By what right does every man possess what he possesses? Is it not by human right? For by divine right 'the earth is the Lord's and the fullness thereof.' (I Cor. 10:26). God has made the rich and poor of one clay: the same earth supports the poor and rich alike. But by human right, however, someone says, 'this estate is mine, this house is mine, this slave is mine.' By human right, therefore: that is, by the right of emperors.

Augustine's point is that property is a de facto creation of the state. It's a fairly simple idea: By creating property laws and then enforcing those laws with force (such as the armed forces and police), the state shapes and maintains property ownership. This legal realist position has been more recently popularized by the early 20th century jurist Robert Hale and by philosopher Thomas Nagel.

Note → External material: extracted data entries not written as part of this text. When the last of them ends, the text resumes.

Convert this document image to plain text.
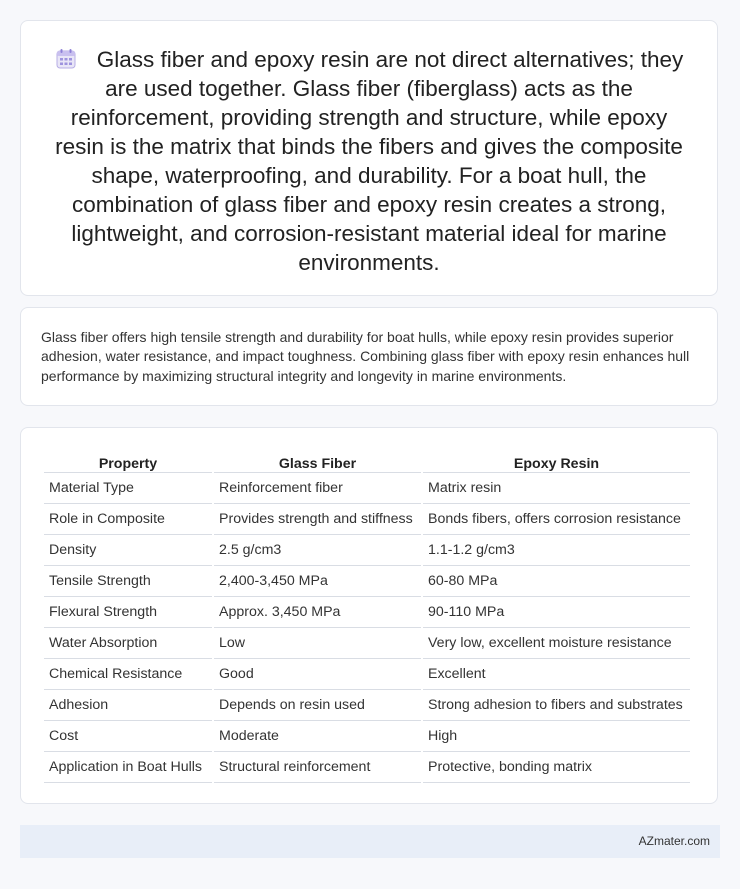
Glass fiber and epoxy resin are not direct alternatives; they are used together. Glass fiber (fiberglass) acts as the reinforcement, providing strength and structure, while epoxy resin is the matrix that binds the fibers and gives the composite shape, waterproofing, and durability. For a boat hull, the combination of glass fiber and epoxy resin creates a strong, lightweight, and corrosion-resistant material ideal for marine environments.

Glass fiber offers high tensile strength and durability for boat hulls, while epoxy resin provides superior adhesion, water resistance, and impact toughness. Combining glass fiber with epoxy resin enhances hull performance by maximizing structural integrity and longevity in marine environments.

Property	Glass Fiber	Epoxy Resin
Material Type	Reinforcement fiber	Matrix resin
Role in Composite	Provides strength and stiffness	Bonds fibers, offers corrosion resistance
Density	2.5 g/cm3	1.1-1.2 g/cm3
Tensile Strength	2,400-3,450 MPa	60-80 MPa
Flexural Strength	Approx. 3,450 MPa	90-110 MPa
Water Absorption	Low	Very low, excellent moisture resistance
Chemical Resistance	Good	Excellent
Adhesion	Depends on resin used	Strong adhesion to fibers and substrates
Cost	Moderate	High
Application in Boat Hulls	Structural reinforcement	Protective, bonding matrix
AZmater.com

For Augustine, unlike secular legal realists, property has a spiritual dimension: All things in common belong to the people of God. But in temporal matters that heavenly distribution isn't honored, and so we rely on states to create institutions of property that are hopefully fair and just. This is the second point Williamson on which departs from church wisdom. For the libertarian, Williamson says, government simply has no moral dimension:

...[T]here is an implicit and sometimes explicit belief that the state is a channel for moral expression, whether that expression takes the form of entrenching traditional ideals about family life or or collaborating with the state in the seizure and redistribution of wealth… But the state is in fact no such thing. It is a piece of social software, a technology, a tool with no more moral significance in and of itself than a hammer. [National Review]

But to deny the moral dimension of government is to suggest that there are realms of human life exempt, somehow, from moral judgment, and this is emphatically contrary to the Christian vision. A hammer may be a piece of technology, but there's a decided moral distinction between using it to nail down a beam and using it to bash in a skull. Likewise, the state may be a tool, but the way it shapes property distribution — to either care for the poor, ill, and those in need or to ignore them — is absolutely subject to moral inquiry.

This is the point Cardinal Maradiaga made, and it has been a powerful theme in Pope Francis' ministry as well. There may very well be particular inflections or applications of libertarian thought that are consonant with Catholic social teaching, but they must account for these foundational truths.